We need to get this in a simpler form. In this one, notice that the angles in the brackets are not the same!

We must simplify them first so the angles in the brackets are the same.

`i=2\ sin(t-pi/3)-cos(t+pi/2)`

`=2(sin t cos {:pi/3:}-cos t sin {:pi/3:} )` `-(cos t cos {:pi/2:} - sin t sin {:pi/2:})`

`=2((sin t)/2-0.866\ cos t)` `-(cos txx0-sin t xx1)`

`=sin t-1.732\ cos t+sin t`

`=2\ sin t-1.732\ cos t`

Now we can express i in the form R sin(t + α).

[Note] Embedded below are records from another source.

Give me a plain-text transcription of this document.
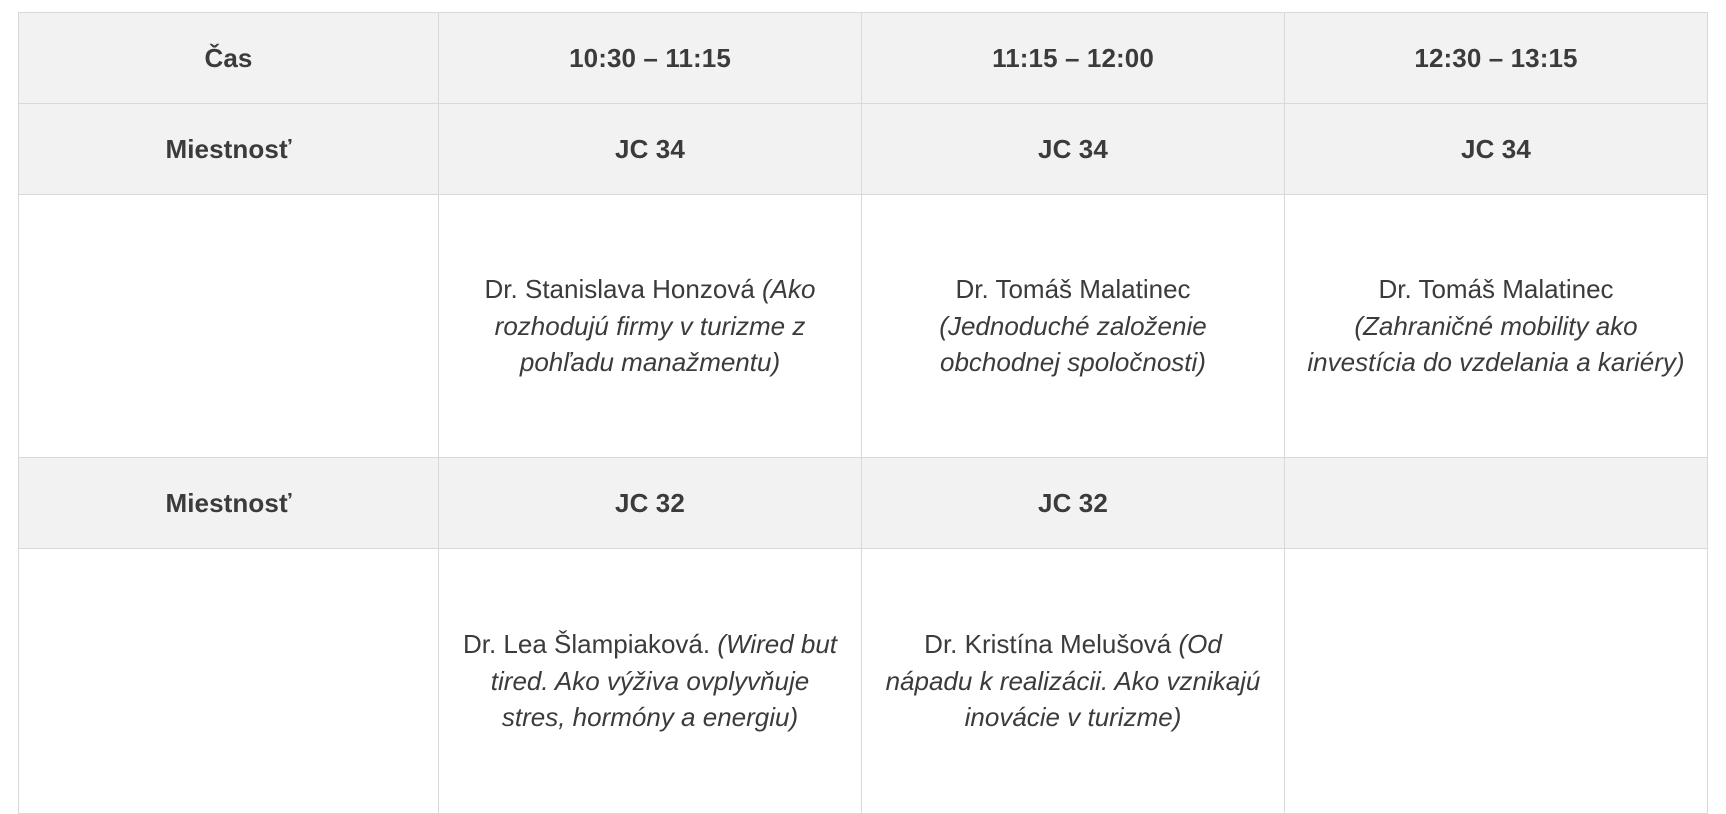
Čas	10:30 – 11:15	11:15 – 12:00	12:30 – 13:15
Miestnosť	JC 34	JC 34	JC 34
	Dr. Stanislava Honzová (Ako rozhodujú firmy v turizme z pohľadu manažmentu)	Dr. Tomáš Malatinec (Jednoduché založenie obchodnej spoločnosti)	Dr. Tomáš Malatinec (Zahraničné mobility ako investícia do vzdelania a kariéry)
Miestnosť	JC 32	JC 32	
	Dr. Lea Šlampiaková. (Wired but tired. Ako výživa ovplyvňuje stres, hormóny a energiu)	Dr. Kristína Melušová (Od nápadu k realizácii. Ako vznikajú inovácie v turizme)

`R=sqrt(2^2+1.732^2)=2.646`

`alpha=arctan(1.732/2)=` `0.714\ text(radians`

So

`2\ sin t − 1.732\ cos t =` ` 2.646\ sin(t − 0.714)`

So the maximum value of this is `2.646\ "A"`.

To find when this occurs, we need to solve:

`2.646\ sin(t − 0.714) = 2.646`

i.e. `sin(t − 0.714) = 1`

`t − 0.714 = π/2`

`t = 2.29`

So `t = 2.29\ "s"` is the time when the maximum is first reached.